APRES HUIT années d'une alimentation exclusivement mixée, un Allemand de 56 ans, qui avait été traité par chirurgie et radiothérapie pour une tumeur de la mâchoire, a pu manger des saucisses et du pain. Cette amélioration nette de la qualité de vie a été obtenue grâce à la greffe d'un tissu osseux fabriqué à partir de fragments d'os et de moelle prélevés sur le patient lui-même, mis en culture dans un moule en titane placé sur un muscle du dos. L'homme avait été opéré en 1998.
Dans les suites immédiates de la radiothérapie qui lui avait été administrée, il avait reçu une greffe d'un matériel en titane sur une longueur de 7 cm reliant ainsi les deux portions osseuses. Mais cette greffe s'est révélée peu fonctionnelle obligeant le patient à une alimentation semi liquide. Dans ces conditions, d'autres traitements ont été envisagés. Pour ce type de réparation, en effet, les chirurgiens plasticiens peuvent avoir recours à des prélèvements osseux hétérologues (sur cadavre) ou autologues (à partir des os iliaques ou des côtes). Mais, chez le patient, traité par anticoagulant pour un problème d'arythmie concomitante, ce type d'intervention était difficilement imaginable. En outre, les spécialistes de la reconstruction osseuse hésitent à pratiquer de tels gestes en raison des complications secondaires inhérentes à l'ablation osseuse. Devant la demande du patient, l'équipe du Dr P. Warnke a imaginé une nouvelle technique.

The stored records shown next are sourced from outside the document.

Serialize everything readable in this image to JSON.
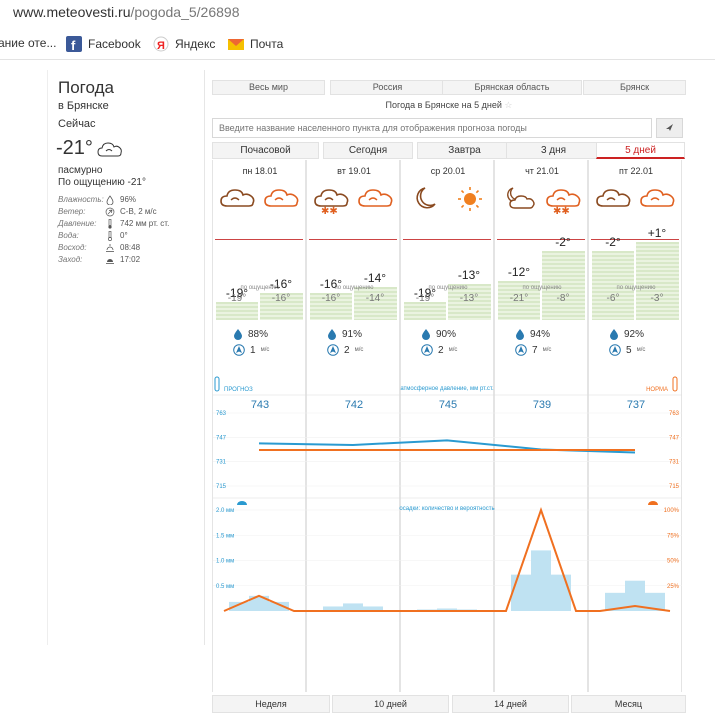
{
  "browser": {
    "url_domain": "www.meteovesti.ru",
    "url_path": "/pogoda_5/26898",
    "bookmarks": [
      {
        "label": "ание оте...",
        "icon": "none"
      },
      {
        "label": "Facebook",
        "icon": "facebook-icon"
      },
      {
        "label": "Яндекс",
        "icon": "yandex-icon"
      },
      {
        "label": "Почта",
        "icon": "mail-icon"
      }
    ]
  },
  "left": {
    "title": "Погода",
    "city": "в Брянске",
    "now_label": "Сейчас",
    "temp": "-21°",
    "condition": "пасмурно",
    "feels": "По ощущению -21°",
    "details": [
      {
        "label": "Влажность:",
        "value": "96%",
        "icon": "drop-icon"
      },
      {
        "label": "Ветер:",
        "value": "С-В, 2 м/с",
        "icon": "wind-arrow-icon"
      },
      {
        "label": "Давление:",
        "value": "742 мм рт. ст.",
        "icon": "barometer-icon"
      },
      {
        "label": "Вода:",
        "value": "0°",
        "icon": "thermometer-icon"
      },
      {
        "label": "Восход:",
        "value": "08:48",
        "icon": "sunrise-icon"
      },
      {
        "label": "Заход:",
        "value": "17:02",
        "icon": "sunset-icon"
      }
    ]
  },
  "nav": {
    "regions": [
      "Весь мир",
      "Россия",
      "Брянская область",
      "Брянск"
    ],
    "subtitle": "Погода в Брянске на 5 дней",
    "search_placeholder": "Введите название населенного пункта для отображения прогноза погоды",
    "tabs": [
      "Почасовой",
      "Сегодня",
      "Завтра",
      "3 дня",
      "5 дней"
    ],
    "active_tab": 4,
    "bottom_tabs": [
      "Неделя",
      "10 дней",
      "14 дней",
      "Месяц"
    ]
  },
  "days": [
    {
      "label": "пн 18.01",
      "icons": [
        "cloud-icon",
        "cloud-icon"
      ],
      "t_night": "-19°",
      "t_day": "-16°",
      "f_night": "-19°",
      "f_day": "-16°",
      "feel_label": "по ощущению",
      "humidity": "88%",
      "wind": "1",
      "wind_unit": "м/с",
      "pressure": "743"
    },
    {
      "label": "вт 19.01",
      "icons": [
        "cloud-snow-icon",
        "cloud-icon"
      ],
      "t_night": "-16°",
      "t_day": "-14°",
      "f_night": "-16°",
      "f_day": "-14°",
      "feel_label": "по ощущению",
      "humidity": "91%",
      "wind": "2",
      "wind_unit": "м/с",
      "pressure": "742"
    },
    {
      "label": "ср 20.01",
      "icons": [
        "moon-icon",
        "sun-icon"
      ],
      "t_night": "-19°",
      "t_day": "-13°",
      "f_night": "-19°",
      "f_day": "-13°",
      "feel_label": "по ощущению",
      "humidity": "90%",
      "wind": "2",
      "wind_unit": "м/с",
      "pressure": "745"
    },
    {
      "label": "чт 21.01",
      "icons": [
        "moon-cloud-icon",
        "cloud-snow-icon"
      ],
      "t_night": "-12°",
      "t_day": "-2°",
      "f_night": "-21°",
      "f_day": "-8°",
      "feel_label": "по ощущению",
      "humidity": "94%",
      "wind": "7",
      "wind_unit": "м/с",
      "pressure": "739"
    },
    {
      "label": "пт 22.01",
      "icons": [
        "cloud-icon",
        "cloud-icon"
      ],
      "t_night": "-2°",
      "t_day": "+1°",
      "f_night": "-6°",
      "f_day": "-3°",
      "feel_label": "по ощущению",
      "humidity": "92%",
      "wind": "5",
      "wind_unit": "м/с",
      "pressure": "737"
    }
  ],
  "charts": {
    "pressure_title": "атмосферное давление, мм рт.ст.",
    "forecast_label": "ПРОГНОЗ",
    "norm_label": "НОРМА",
    "precip_title": "осадки: количество и вероятность",
    "colors": {
      "forecast": "#2a9ad0",
      "norm": "#f07020",
      "bars": "#bfe2f2"
    }
  },
  "chart_data": [
    {
      "type": "line",
      "series": [
        {
          "name": "ПРОГНОЗ",
          "values": [
            743,
            742,
            745,
            739,
            737
          ]
        },
        {
          "name": "НОРМА",
          "values": [
            742,
            742,
            742,
            742,
            742
          ]
        }
      ],
      "ylim": [
        715,
        763
      ],
      "y_ticks": [
        "763",
        "747",
        "731",
        "715"
      ]
    },
    {
      "type": "bar",
      "categories": [
        "пн 18.01",
        "вт 19.01",
        "ср 20.01",
        "чт 21.01",
        "пт 22.01"
      ],
      "series": [
        {
          "name": "мм",
          "values": [
            0.3,
            0.15,
            0.05,
            1.2,
            0.6
          ]
        },
        {
          "name": "%",
          "values": [
            15,
            0,
            0,
            100,
            5
          ]
        }
      ],
      "y_ticks_left": [
        "2.0 мм",
        "1.5 мм",
        "1.0 мм",
        "0.5 мм"
      ],
      "y_ticks_right": [
        "100%",
        "75%",
        "50%",
        "25%"
      ]
    }
  ]
}
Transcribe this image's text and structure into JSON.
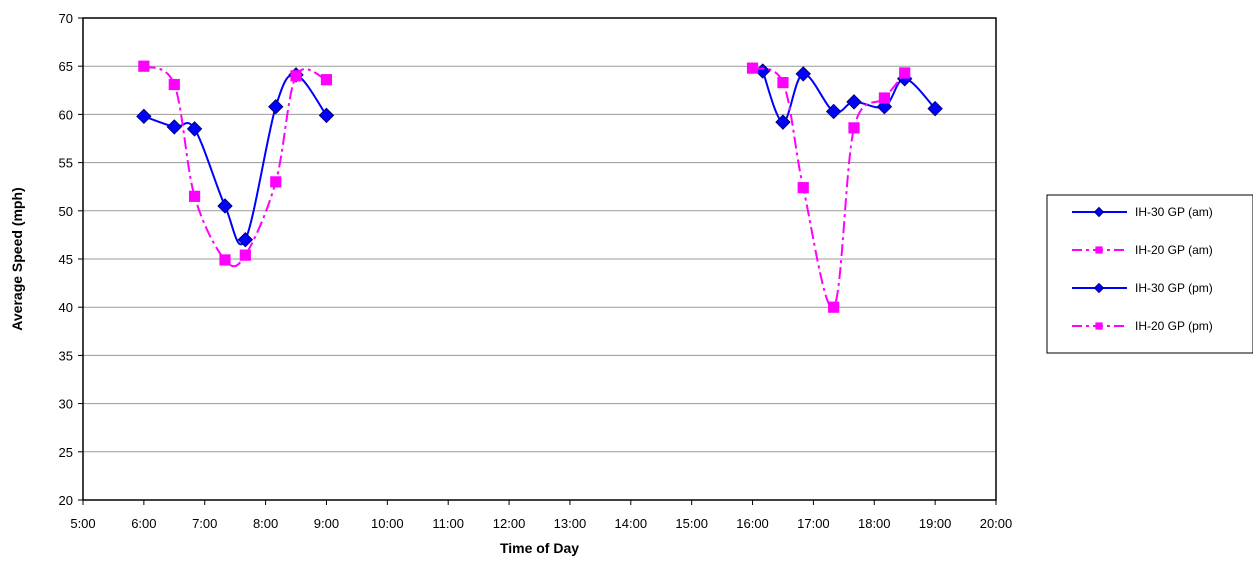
{
  "chart_data": {
    "type": "line",
    "xlabel": "Time of Day",
    "ylabel": "Average Speed (mph)",
    "xlim": [
      5,
      20
    ],
    "ylim": [
      20,
      70
    ],
    "x_ticks": [
      {
        "value": 5,
        "label": "5:00"
      },
      {
        "value": 6,
        "label": "6:00"
      },
      {
        "value": 7,
        "label": "7:00"
      },
      {
        "value": 8,
        "label": "8:00"
      },
      {
        "value": 9,
        "label": "9:00"
      },
      {
        "value": 10,
        "label": "10:00"
      },
      {
        "value": 11,
        "label": "11:00"
      },
      {
        "value": 12,
        "label": "12:00"
      },
      {
        "value": 13,
        "label": "13:00"
      },
      {
        "value": 14,
        "label": "14:00"
      },
      {
        "value": 15,
        "label": "15:00"
      },
      {
        "value": 16,
        "label": "16:00"
      },
      {
        "value": 17,
        "label": "17:00"
      },
      {
        "value": 18,
        "label": "18:00"
      },
      {
        "value": 19,
        "label": "19:00"
      },
      {
        "value": 20,
        "label": "20:00"
      }
    ],
    "y_ticks": [
      {
        "value": 20,
        "label": "20"
      },
      {
        "value": 25,
        "label": "25"
      },
      {
        "value": 30,
        "label": "30"
      },
      {
        "value": 35,
        "label": "35"
      },
      {
        "value": 40,
        "label": "40"
      },
      {
        "value": 45,
        "label": "45"
      },
      {
        "value": 50,
        "label": "50"
      },
      {
        "value": 55,
        "label": "55"
      },
      {
        "value": 60,
        "label": "60"
      },
      {
        "value": 65,
        "label": "65"
      },
      {
        "value": 70,
        "label": "70"
      }
    ],
    "grid": "horizontal",
    "legend_position": "right",
    "series": [
      {
        "name": "IH-30 GP (am)",
        "color": "#0000ff",
        "marker": "diamond",
        "line_style": "solid",
        "x": [
          6.0,
          6.5,
          6.833,
          7.333,
          7.667,
          8.167,
          8.5,
          9.0
        ],
        "y": [
          59.8,
          58.7,
          58.5,
          50.5,
          47.0,
          60.8,
          64.1,
          59.9
        ]
      },
      {
        "name": "IH-20 GP (am)",
        "color": "#ff00ff",
        "marker": "square",
        "line_style": "dashdot",
        "x": [
          6.0,
          6.5,
          6.833,
          7.333,
          7.667,
          8.167,
          8.5,
          9.0
        ],
        "y": [
          65.0,
          63.1,
          51.5,
          44.9,
          45.4,
          53.0,
          64.0,
          63.6
        ]
      },
      {
        "name": "IH-30 GP (pm)",
        "color": "#0000ff",
        "marker": "diamond",
        "line_style": "solid",
        "x": [
          16.167,
          16.5,
          16.833,
          17.333,
          17.667,
          18.167,
          18.5,
          19.0
        ],
        "y": [
          64.5,
          59.2,
          64.2,
          60.3,
          61.3,
          60.8,
          63.7,
          60.6
        ]
      },
      {
        "name": "IH-20 GP (pm)",
        "color": "#ff00ff",
        "marker": "square",
        "line_style": "dashdot",
        "x": [
          16.0,
          16.5,
          16.833,
          17.333,
          17.667,
          18.167,
          18.5
        ],
        "y": [
          64.8,
          63.3,
          52.4,
          40.0,
          58.6,
          61.7,
          64.3
        ]
      }
    ]
  }
}
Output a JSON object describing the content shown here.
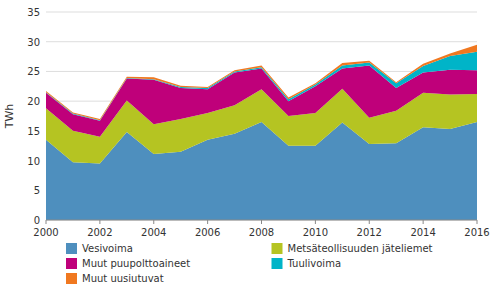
{
  "chart_data": {
    "type": "area",
    "stacked": true,
    "ylabel": "TWh",
    "x": [
      2000,
      2001,
      2002,
      2003,
      2004,
      2005,
      2006,
      2007,
      2008,
      2009,
      2010,
      2011,
      2012,
      2013,
      2014,
      2015,
      2016
    ],
    "series": [
      {
        "name": "Vesivoima",
        "color": "#4e8fbe",
        "values": [
          13.5,
          9.7,
          9.5,
          14.8,
          11.1,
          11.5,
          13.5,
          14.5,
          16.5,
          12.5,
          12.5,
          16.4,
          12.8,
          12.9,
          15.6,
          15.3,
          16.5
        ]
      },
      {
        "name": "Metsäteollisuuden jäteliemet",
        "color": "#b5c422",
        "values": [
          5.3,
          5.3,
          4.5,
          5.3,
          5.0,
          5.5,
          4.5,
          4.8,
          5.5,
          5.0,
          5.5,
          5.7,
          4.4,
          5.5,
          5.8,
          5.8,
          4.7
        ]
      },
      {
        "name": "Muut puupolttoaineet",
        "color": "#bf007a",
        "values": [
          2.6,
          2.8,
          2.7,
          3.7,
          7.5,
          5.2,
          4.0,
          5.5,
          3.5,
          2.5,
          4.5,
          3.4,
          8.8,
          3.8,
          3.4,
          4.2,
          4.0
        ]
      },
      {
        "name": "Tuulivoima",
        "color": "#00b4c8",
        "values": [
          0.1,
          0.1,
          0.1,
          0.1,
          0.1,
          0.2,
          0.2,
          0.2,
          0.2,
          0.3,
          0.3,
          0.5,
          0.5,
          0.8,
          1.1,
          2.3,
          3.1
        ]
      },
      {
        "name": "Muut uusiutuvat",
        "color": "#f07820",
        "values": [
          0.2,
          0.2,
          0.2,
          0.2,
          0.3,
          0.2,
          0.2,
          0.2,
          0.3,
          0.3,
          0.2,
          0.4,
          0.3,
          0.2,
          0.4,
          0.4,
          1.2
        ]
      }
    ],
    "xlim": [
      2000,
      2016
    ],
    "xticks": [
      2000,
      2002,
      2004,
      2006,
      2008,
      2010,
      2012,
      2014,
      2016
    ],
    "ylim": [
      0,
      35
    ],
    "yticks": [
      0,
      5,
      10,
      15,
      20,
      25,
      30,
      35
    ],
    "grid": true,
    "legend": "bottom"
  }
}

Dans un premier temps, elle a analysé la morphologie faciale du patient avant la première intervention par modélisation en trois dimensions de la face à partir d'images photographiques. Elle a pu estimer les caractéristiques précises de l'os mandibulaire et ils ont construit en fil de titane un moulage de la partie manquante de cet os. Une fois cette étape franchie, les médecins ont prélevé sur le patient des fragments osseux de petite taille ainsi que de la moelle osseuse (20 ml). L'entité contenant ces prélèvements enfermés dans le moule en titane a été mise en contact avec un facteur d'induction de l'ostéogenèse : le BMP7 (Bone Morphogenetic Protein 7) dont l'effet stimulant a été prouvé auparavant chez l'animal. Ce n'est qu'à l'issue de ces différentes manipulations que le dispositif a été implanté chez le patient. En raison des possibles difficultés opératoires liées à l'irradiation cutanée du visage et du cou, le Dr Warnke a proposé que la phase de mise en culture cellulaire soit effectuée sur un territoire hétérotopique. Le dispositif a donc été inséré dans le dos sous le grand dorsal
(latissimus dorsi),un muscle de grande taille (donc, protecteur) et bien vascularisé. Durant les huit semaines de multiplication cellulaire, le fragment a été surveillé par scintigraphie afin de confirmer la croissance osseuse. Ce n'est qu'après ce délai et en raison de la bonne viabilité du dispositif que le fragment osseux accompagné d'une portion de muscle contenant, en outre, une artère et une veine a été inséré en position définitive.
Le patient peut mastiquer.
Quatre semaines après la transplantation et en dépit de l'absence de dents sur la mandibule, le malade a pour la première fois en neuf ans pu mastiquer. Les médecins envisagent maintenant de poursuivre la prise en charge par l'adjonction d'une prothèse dentaire qui devrait encore conforter le résultat fonctionnel.
Dans un éditorial, le Dr Stan Gronthos (Adélaïde) soulève différents points. D'une part, il propose l'utilisation d'autres facteurs de croissance osseuse en raison de l'origine bovine du BMP-7 et, de ce fait, du risque de maladies à prions. Il souligne aussi que le devenir à moyen et long terme de cette intervention est encore incertain et que la fonctionnalité n'est pas prédictible. En attendant, le patient est très satisfait du résultat esthétique et fonctionnel de l'intervention.
« The Lancet », vol. 364, pp. 735-736 et 766-770, 28 août 2004.